WCT: The lack of acceptance with coming out to your family as gay and then as a PWA [person with AIDS] is also central to the book. What do you see as the core issue with all that?

TE: I grew up the youngest son in a large family in a judgmental society where appearance is everything. Being gay or being "sick" are things that generally don't look good to the neighbors.

WCT: You resurrect so much ugliness from that era—the AIDS jokes, the ignoring of the epidemic, the travel ban on those with HIV, William F. Buckley's idea to tattoo carriers of the virus, etc. What's the lesson to take away from all that?

TE: As bad as we think our current political or cultural climate is, there were times when it was far worse.

WCT: Ghosts of St. Vincent's also highlights the essential nature various social agencies played in your survival during the crisis—for medical assistance, rent assistance, etc. Would you care to elaborate?

TE: Reagan's administration was so AWOL during the AIDS Crisis that social agencies and groups like ACT-UP were invaluable. They filled the vacuum created by the devastation. I find it sad that the basic safety net that permitted so many people to survive—or die with some dignity and care—is being torn apart.

People don't realize how important a helping hand from the government can be, until they really need one—as many people who voted for the pumpkin clown are discovering.

WCT: You describe being HIV-positive as the new closet. Would you explain?

TE: I grew up in the northern suburbs of Chicago, so I learned how to pass for straight. It's the same for being positive. There's such a stigma around it. Who wouldn't prefer to pretend they don't have it, that they're not "infected?" I think of AIDS every day when I take my handful of pills. When you appear healthy people assume you're healthy. I've had a number of people who read the book and said, I had no idea. They have stereotypical perceptions of long-term survivors.

WCT: What about the AIDS epidemic do you think is being lost to history? What about it would you like to pass on to generations who did not experience it?

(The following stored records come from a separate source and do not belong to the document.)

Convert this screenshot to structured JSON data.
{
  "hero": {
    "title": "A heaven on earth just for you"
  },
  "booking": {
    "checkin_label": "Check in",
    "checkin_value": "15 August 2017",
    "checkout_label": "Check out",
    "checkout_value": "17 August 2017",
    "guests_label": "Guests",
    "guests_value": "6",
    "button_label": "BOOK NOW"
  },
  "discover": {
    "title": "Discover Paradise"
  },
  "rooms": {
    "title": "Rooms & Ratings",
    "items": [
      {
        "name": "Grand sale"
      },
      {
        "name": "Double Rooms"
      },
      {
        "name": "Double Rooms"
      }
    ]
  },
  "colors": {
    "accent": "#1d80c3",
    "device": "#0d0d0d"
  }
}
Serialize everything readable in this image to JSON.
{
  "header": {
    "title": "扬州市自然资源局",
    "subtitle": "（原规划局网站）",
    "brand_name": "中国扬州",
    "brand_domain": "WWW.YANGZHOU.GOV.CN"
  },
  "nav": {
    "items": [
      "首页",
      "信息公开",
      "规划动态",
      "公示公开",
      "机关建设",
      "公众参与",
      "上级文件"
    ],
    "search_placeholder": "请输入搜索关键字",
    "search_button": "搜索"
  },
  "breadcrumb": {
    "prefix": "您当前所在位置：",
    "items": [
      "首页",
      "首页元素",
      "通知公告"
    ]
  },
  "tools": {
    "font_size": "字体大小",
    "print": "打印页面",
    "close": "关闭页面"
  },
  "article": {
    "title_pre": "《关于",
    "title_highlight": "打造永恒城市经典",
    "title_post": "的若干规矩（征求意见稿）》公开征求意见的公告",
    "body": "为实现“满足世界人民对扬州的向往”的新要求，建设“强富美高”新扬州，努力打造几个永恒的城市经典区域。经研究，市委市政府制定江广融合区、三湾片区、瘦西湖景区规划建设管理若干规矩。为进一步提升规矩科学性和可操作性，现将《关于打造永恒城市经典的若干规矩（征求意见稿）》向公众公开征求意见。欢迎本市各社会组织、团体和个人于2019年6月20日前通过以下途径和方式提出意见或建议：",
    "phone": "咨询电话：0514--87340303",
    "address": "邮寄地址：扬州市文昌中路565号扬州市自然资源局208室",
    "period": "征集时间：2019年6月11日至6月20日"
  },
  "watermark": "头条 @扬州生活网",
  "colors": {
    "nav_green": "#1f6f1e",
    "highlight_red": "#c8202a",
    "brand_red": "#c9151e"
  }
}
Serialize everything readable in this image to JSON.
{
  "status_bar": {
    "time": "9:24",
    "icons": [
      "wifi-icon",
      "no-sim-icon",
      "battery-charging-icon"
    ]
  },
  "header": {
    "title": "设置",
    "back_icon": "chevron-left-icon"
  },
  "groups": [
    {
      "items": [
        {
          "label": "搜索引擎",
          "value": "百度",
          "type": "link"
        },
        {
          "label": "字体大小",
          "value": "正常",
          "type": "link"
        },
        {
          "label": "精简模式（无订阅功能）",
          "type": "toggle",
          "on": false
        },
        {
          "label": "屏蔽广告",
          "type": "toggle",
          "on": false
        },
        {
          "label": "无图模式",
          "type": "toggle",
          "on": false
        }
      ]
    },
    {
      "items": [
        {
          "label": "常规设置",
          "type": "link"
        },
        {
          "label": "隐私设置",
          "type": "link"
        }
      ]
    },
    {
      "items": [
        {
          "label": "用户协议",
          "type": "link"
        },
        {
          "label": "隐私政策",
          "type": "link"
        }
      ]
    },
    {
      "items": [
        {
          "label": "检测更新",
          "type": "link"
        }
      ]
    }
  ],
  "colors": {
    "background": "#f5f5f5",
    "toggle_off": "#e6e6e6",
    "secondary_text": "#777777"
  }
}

TE: I urge everyone to follow @the_aids_memorial on Instagram. It's an amazing account run by a guy named Stuart, who prefers to remain anonymous. At the time, so many people were dying, we were numb. Like I said, it was like war. The AIDS Memorial uses social media to post photos of those who died with obituaries and tributes.

WCT: What have you learned about life from being on the brink of death for so long before becoming a modern day Lazarus with the HIV meds cocktail?

TE: Do what you want when you can—but not from a purely selfish perspective. We all need to make the world a better place and I do my part ( I volunteer, I protest, I support local businesses ), but I also try not to let time dictate my life choices.